The contest, which launched back in December, was intended to inspire Internet advertisers to create online videos that people actually want to watch. Given the international acclaim of the TED Talks video clips, it's clear that TED wants to raise the bar even higher. After all, as the Black Eyed Peas would say, the 30-second video spot is so 2000 and late.
One of the favorite submissions of the judging committee was Chrysler's "Born of Fire" ad that appeared during the Super Bowl and featured Detroit's very own Eminem driving a Chrysler 200 through the gritty city: "This isn't New York City... It's not the Windy City... or Sin City... And certainly not the Emerald City... This is the Motor City... And this is what we do." It's a powerful clip, no matter how many times you watch it.
And it's not only TED that is turning its attention to the ability of Big Ideas to spread far and wide. Some of the most innovative websites today now are built entirely around an implicit viral component. Consider a crowdfunding site like Kickstarter, where your Big Project only gets funded if you can get enough backers in the "crowd" to support your creative project. Or, think about Groupon, where you only receive the "deal of the day" if enough people believe in the value of the deal. Finally, consider the new Domino Project from the "idea virus" guru Seth Godin, who promises a type of "domino effect" for publishers, in which powerful ideas get spread from person to person online.

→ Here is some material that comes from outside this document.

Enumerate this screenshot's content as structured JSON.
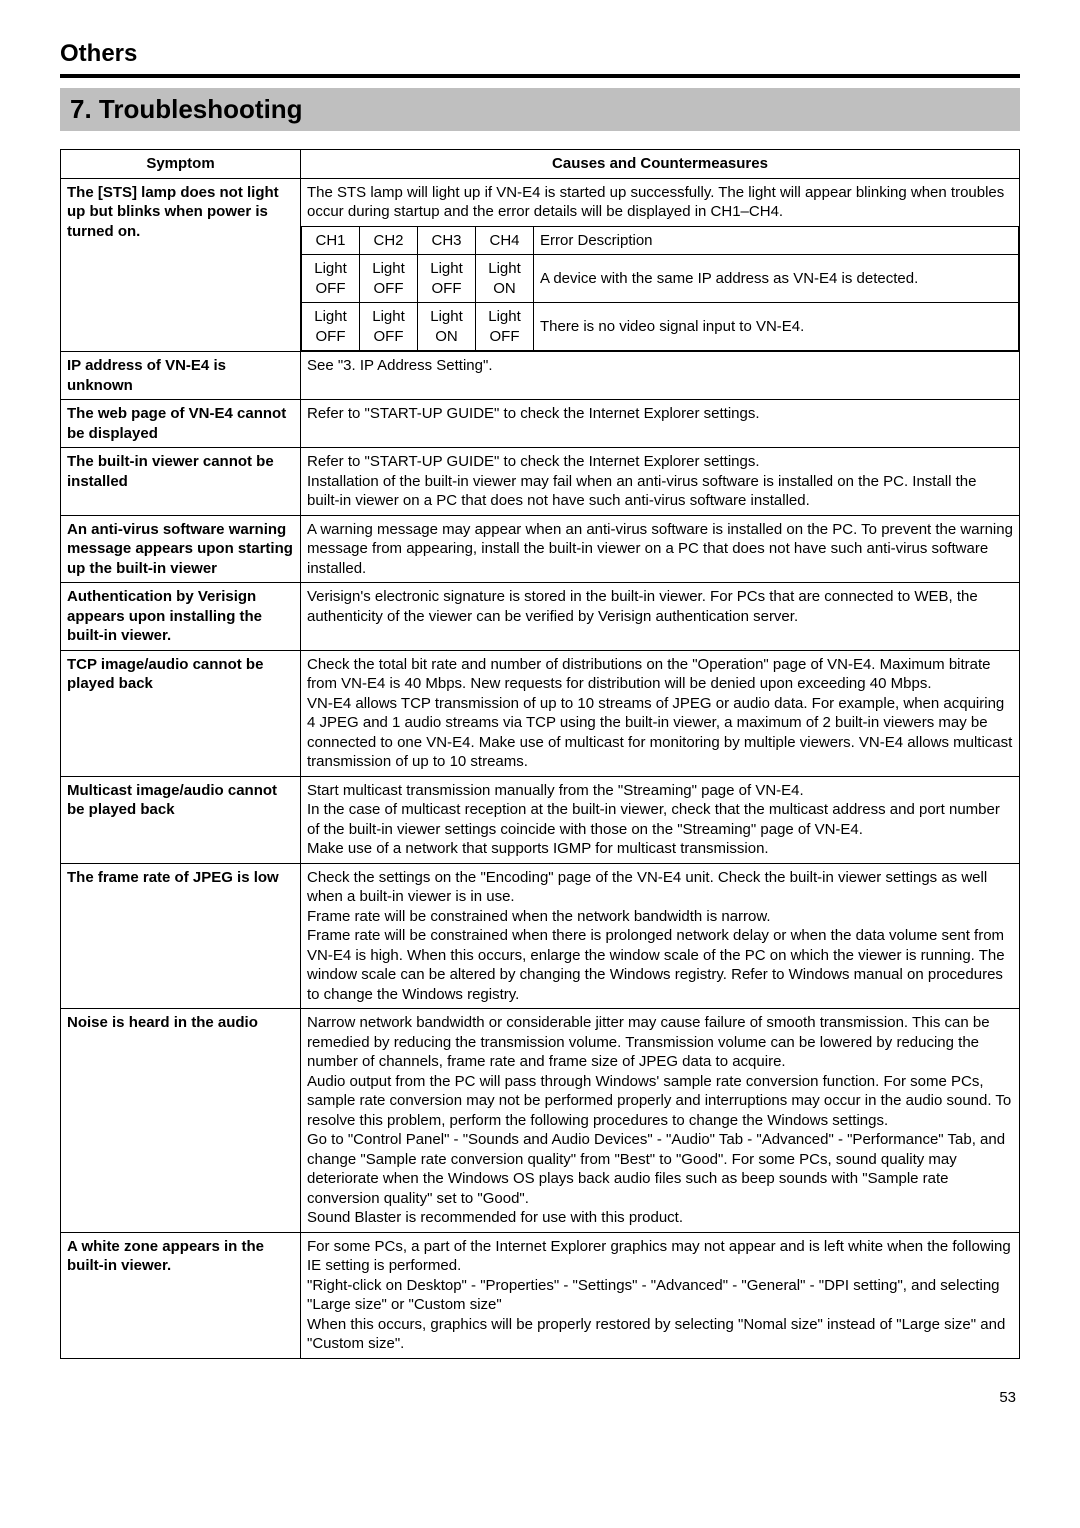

The "idea virus" concept, of course, is a very powerful one. What Chris Anderson and the TED team are saying - if I'm interpreting them correctly - is that we as a society have become "inoculated" to many of the ways that we used to get "infected" by these Big Ideas. There are too many antibodies out there, too many messages fighting for our attention that we simply "tune out" most of them. So we need a new way to "infect" people with ideas, to add a little tiger blood to our online messaging.